Otro punto que resaltó el analista fue la cantidad de los votos ‘anti’. “Más que votar a favor de alguien, votan para que otro candidato no llegue. Por lo que en caso de Sánchez, sus cuestionamientos y la debilidad política de su partido en ambas cámaras del Congreso, no le será nada fácil llevar a cabo una reforma tan ambiciosa como la que propone. No digo imposible, pero va a ser extremadamente difícil”, dijo durante la conversación moderada por el director periodístico de El Comercio, Juan Aurelio Arévalo Miro Quesada.

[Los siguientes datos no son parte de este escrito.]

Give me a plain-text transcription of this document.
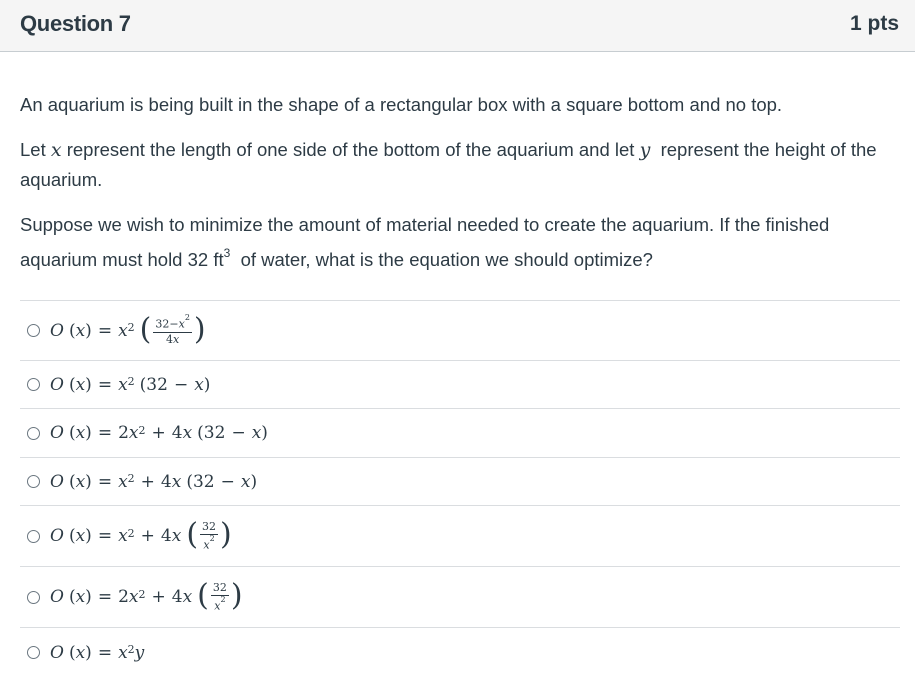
Question 7	1 pts

An aquarium is being built in the shape of a rectangular box with a square bottom and no top.

Let x represent the length of one side of the bottom of the aquarium and let y  represent the height of the aquarium.

Suppose we wish to minimize the amount of material needed to create the aquarium. If the finished aquarium must hold 32 $ft^3$  of water, what is the equation we should optimize?

O ( x ) = $x^2$ ( $\frac{32-x^2}{4x}$ )
O ( x ) = $x^2$ ( 32 − x )
O ( x ) = 2 $x^2 + 4$ x ( 32 − x )
O ( x ) = $x^2 + 4$ x ( 32 − x )
O ( x ) = $x^2 + 4$ x ( $\frac{32}{x^2}$ )
O ( x ) = 2 $x^2 + 4$ x ( $\frac{32}{x^2}$ )
O ( x ) = $x^2$ y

Zovatto también cuestionó duramente el manejo de las irregularidades y la pérdida de confianza alrededor de la primera vuelta electoral y calificó el proceso como “un bochorno”.
“¿Cómo se explica que un país como el Perú que tiene excelencia en arquitectura, diseño institucional y liderazgo en el Banco Central –que es ejemplo para muchos de los países de la región– tenga tan fuerte y marcada debilidad en el tema de la institucionalidad electoral? Además, (el proceso electoral peruano)tiene un diseño muy particular que no se condice con el diseño que tenemos en América Latina. (…) Perú tiene uno de los procesos más largos entre primera y segunda vuelta“, se cuestionó.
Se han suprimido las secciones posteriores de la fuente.